The heart of the issue is an ideological impasse. “Impasse” is the key word. Representatives since the dawn of time have been tasked with finding compromises, initiating a bit of give-and-take, to further their constituents’ interests. Regrettably the current House of Representatives and Senate are plagued by a few who are too obstinate to negotiate.
We can’t lay all the blame at the feet of one group or the other, but I think it’s fair to say that quite a few conservatives parading around under the tea party banner have done a lot to draw attention to themselves in this regard. The modern vanguard was Ronald Reagan, fondly remembered by many conservatives for pushing through a substantial number of tax cuts and reducing government spending. He set the stage early in his campaign with a folksy metaphor: “John Anderson tells us that first we've got to reduce spending before we can reduce taxes. Well, if you've got a kid that's extravagant, you can lecture him all you want to about his extravagance. Or you can cut his allowance and achieve the same end much quicker.” The strategy was known as “starving the beast.” Meanwhile, the Democrats are clinging to Obamacare like a drowning man hanging onto a life preserver.

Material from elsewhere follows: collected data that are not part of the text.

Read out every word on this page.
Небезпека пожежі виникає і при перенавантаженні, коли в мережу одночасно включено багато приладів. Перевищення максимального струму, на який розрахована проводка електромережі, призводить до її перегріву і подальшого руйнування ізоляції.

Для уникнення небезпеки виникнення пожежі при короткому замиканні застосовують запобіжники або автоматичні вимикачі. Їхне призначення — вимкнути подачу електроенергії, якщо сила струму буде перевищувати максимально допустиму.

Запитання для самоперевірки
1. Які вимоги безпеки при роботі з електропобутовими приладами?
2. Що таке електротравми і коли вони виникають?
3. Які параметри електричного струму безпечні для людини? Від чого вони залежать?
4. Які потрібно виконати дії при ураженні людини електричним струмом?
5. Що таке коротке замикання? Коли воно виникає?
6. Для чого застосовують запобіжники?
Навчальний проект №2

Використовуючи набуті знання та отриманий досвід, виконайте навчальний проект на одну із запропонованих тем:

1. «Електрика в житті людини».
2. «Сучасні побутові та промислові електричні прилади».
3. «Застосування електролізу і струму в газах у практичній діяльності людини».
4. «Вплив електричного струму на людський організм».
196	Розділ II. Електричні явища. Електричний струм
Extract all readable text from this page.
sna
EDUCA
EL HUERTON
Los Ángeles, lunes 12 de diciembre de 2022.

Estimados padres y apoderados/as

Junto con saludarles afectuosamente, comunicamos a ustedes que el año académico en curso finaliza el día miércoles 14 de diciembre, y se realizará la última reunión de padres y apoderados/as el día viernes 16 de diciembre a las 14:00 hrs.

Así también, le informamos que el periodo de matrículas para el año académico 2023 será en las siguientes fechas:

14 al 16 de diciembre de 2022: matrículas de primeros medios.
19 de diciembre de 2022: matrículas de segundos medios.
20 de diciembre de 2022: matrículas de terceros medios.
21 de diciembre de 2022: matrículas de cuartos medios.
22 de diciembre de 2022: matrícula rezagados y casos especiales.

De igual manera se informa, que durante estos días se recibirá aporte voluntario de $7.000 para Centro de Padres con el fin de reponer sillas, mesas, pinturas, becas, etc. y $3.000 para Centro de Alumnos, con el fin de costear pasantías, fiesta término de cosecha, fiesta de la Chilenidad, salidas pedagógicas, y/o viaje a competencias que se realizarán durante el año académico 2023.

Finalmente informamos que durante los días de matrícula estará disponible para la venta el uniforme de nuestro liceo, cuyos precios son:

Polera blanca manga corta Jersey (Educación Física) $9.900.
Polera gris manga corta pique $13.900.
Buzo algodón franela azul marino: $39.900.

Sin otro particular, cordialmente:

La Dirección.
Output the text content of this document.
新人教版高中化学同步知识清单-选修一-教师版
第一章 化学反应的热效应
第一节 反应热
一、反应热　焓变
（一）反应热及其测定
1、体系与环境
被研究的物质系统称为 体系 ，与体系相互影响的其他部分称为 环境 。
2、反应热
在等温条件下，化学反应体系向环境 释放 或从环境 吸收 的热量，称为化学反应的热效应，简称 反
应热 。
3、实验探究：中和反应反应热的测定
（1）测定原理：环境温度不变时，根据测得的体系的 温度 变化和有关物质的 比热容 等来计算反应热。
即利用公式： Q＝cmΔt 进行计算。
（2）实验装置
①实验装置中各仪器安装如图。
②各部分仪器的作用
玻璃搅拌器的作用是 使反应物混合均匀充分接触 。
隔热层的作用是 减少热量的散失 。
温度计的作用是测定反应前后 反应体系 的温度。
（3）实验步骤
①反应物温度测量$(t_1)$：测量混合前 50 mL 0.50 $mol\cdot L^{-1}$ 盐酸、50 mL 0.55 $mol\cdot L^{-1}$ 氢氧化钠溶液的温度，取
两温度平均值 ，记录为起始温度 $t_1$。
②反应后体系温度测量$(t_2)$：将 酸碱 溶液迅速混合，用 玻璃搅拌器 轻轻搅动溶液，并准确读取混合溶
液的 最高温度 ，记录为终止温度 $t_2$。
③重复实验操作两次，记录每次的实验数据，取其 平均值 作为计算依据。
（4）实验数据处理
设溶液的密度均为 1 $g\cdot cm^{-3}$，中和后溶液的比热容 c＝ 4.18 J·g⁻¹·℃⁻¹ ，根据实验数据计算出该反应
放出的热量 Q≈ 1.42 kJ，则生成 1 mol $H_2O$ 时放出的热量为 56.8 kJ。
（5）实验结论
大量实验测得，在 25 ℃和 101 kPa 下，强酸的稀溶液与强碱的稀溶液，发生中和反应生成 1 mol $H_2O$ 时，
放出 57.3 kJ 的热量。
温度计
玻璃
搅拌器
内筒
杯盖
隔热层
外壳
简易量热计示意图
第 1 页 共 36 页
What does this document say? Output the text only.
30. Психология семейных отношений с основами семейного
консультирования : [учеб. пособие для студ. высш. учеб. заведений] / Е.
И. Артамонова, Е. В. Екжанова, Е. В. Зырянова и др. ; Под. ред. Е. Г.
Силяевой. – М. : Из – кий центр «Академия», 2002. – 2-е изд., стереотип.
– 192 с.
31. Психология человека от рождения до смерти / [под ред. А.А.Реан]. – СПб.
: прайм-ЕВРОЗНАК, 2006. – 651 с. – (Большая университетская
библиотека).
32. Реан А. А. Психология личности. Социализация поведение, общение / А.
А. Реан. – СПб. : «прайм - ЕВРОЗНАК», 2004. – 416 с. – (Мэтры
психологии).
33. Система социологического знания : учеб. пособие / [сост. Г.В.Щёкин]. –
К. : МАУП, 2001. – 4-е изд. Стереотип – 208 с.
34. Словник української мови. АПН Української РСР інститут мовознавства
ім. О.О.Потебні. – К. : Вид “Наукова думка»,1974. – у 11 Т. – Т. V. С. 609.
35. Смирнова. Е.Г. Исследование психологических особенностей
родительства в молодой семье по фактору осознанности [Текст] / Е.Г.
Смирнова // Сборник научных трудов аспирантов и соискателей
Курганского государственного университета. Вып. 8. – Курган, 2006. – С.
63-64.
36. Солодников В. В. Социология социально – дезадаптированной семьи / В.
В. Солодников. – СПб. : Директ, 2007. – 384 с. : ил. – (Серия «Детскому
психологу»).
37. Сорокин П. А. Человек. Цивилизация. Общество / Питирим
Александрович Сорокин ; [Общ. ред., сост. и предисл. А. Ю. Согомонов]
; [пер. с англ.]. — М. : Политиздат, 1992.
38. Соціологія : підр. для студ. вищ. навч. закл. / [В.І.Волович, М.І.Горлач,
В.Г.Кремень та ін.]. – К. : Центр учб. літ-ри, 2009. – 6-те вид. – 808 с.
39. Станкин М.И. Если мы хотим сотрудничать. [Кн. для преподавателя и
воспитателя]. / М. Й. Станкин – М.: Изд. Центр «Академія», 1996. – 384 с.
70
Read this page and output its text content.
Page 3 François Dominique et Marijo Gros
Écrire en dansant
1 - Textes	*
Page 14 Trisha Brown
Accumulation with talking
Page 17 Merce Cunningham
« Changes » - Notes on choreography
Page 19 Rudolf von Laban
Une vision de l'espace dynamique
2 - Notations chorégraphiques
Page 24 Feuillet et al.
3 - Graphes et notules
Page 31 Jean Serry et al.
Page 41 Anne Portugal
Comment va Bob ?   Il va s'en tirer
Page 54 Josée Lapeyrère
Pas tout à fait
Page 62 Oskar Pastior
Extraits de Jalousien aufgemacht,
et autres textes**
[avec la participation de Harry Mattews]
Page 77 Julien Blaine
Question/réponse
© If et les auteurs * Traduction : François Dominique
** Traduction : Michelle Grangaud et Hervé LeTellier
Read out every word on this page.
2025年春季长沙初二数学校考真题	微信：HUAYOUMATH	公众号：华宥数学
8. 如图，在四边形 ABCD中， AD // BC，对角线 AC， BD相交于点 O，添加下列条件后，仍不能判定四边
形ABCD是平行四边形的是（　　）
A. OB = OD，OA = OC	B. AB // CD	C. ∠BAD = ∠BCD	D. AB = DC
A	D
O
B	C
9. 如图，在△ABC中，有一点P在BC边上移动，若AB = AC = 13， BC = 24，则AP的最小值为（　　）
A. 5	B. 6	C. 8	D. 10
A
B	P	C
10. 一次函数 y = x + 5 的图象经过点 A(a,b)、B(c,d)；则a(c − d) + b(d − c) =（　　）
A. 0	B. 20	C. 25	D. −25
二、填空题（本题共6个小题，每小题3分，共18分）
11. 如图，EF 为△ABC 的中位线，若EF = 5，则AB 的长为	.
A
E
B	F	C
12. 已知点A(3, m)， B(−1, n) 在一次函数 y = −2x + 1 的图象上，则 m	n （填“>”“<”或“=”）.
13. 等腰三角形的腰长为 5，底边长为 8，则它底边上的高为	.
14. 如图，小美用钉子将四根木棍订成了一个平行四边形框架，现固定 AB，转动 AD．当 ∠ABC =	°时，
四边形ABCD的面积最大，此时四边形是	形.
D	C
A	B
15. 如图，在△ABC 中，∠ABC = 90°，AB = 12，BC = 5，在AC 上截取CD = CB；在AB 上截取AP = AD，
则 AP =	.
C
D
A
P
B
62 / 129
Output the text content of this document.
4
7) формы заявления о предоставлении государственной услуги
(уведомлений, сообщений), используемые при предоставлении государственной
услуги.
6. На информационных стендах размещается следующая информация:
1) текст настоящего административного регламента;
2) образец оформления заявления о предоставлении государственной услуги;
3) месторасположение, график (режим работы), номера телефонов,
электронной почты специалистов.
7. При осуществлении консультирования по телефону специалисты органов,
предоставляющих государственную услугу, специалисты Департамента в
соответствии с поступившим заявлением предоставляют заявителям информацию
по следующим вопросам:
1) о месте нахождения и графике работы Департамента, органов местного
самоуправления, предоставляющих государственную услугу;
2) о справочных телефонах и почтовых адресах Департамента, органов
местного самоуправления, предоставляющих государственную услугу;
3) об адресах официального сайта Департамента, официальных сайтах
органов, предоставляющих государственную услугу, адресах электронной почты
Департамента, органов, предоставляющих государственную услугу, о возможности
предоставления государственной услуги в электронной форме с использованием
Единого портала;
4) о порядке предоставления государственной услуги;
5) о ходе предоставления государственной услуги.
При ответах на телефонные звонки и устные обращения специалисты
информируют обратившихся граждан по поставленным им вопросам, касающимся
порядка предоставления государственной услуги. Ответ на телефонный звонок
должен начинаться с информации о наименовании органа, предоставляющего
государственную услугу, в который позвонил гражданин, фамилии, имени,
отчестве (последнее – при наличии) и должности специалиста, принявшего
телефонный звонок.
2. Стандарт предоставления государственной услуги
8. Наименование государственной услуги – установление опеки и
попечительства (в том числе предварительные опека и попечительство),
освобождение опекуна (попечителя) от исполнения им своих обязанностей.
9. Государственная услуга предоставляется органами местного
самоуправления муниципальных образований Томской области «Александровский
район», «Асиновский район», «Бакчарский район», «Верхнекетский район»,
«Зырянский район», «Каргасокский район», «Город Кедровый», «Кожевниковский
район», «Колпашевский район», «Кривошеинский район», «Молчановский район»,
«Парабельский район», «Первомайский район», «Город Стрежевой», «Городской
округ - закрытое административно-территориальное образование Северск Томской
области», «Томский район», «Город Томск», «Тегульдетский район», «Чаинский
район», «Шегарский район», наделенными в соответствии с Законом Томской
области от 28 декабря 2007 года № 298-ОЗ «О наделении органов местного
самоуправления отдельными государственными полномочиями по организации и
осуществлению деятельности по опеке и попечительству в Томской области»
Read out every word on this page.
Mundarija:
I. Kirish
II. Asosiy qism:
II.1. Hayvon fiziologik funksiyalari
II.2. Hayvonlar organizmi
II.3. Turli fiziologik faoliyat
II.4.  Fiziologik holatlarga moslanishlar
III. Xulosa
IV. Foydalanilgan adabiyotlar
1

Both sides think they have the high ground, but I am not so sure. First, Reagan’s record. Although many tax cuts were passed on his watch, the federal debt was about 35 percent of gross domestic product (GDP) when he took office, and it was closer to 55 percent of GDP when he left office. As far as Obamacare, the Law of Unintended Consequences is already in full play. Sure, it will be a boon to people who have no health insurance, but some companies already are planning to reduce all positions other than management to part-time positions, thereby jettisoning a huge portion of their insurance liability, because under the law they don’t have to provide health insurance to part-timers. This could turn into two big problems in a hurry. First, it might overwhelm the Obamacare program with applicants. Second, it could eliminate a huge number of full-time positions, making it that much harder for people to build fulfilling, successful careers.
The core issue, of course, is uncertainty. Government contractors or not, businesspeople don’t know if a spending bill is going to pass soon, and therefore they don’t know if the government is going to continue to run at full capacity, they don’t know if the government is going to continue to pay all of its current invoices, the don’t know if the government is going to honor all outstanding contracts, they don’t know when the government is going to make future purchases, they don’t know all the details about Obamacare, they don’t know how it will affect their business, and on and on. Don’t take my word for it—the Dow Jones Industrial Average dropped 100 points this morning. It wasn’t huge, less than 1 percent, but it is a symbol of the frustration in the business community.
A lot less fiddling around in Washington would be a big help at a time like this.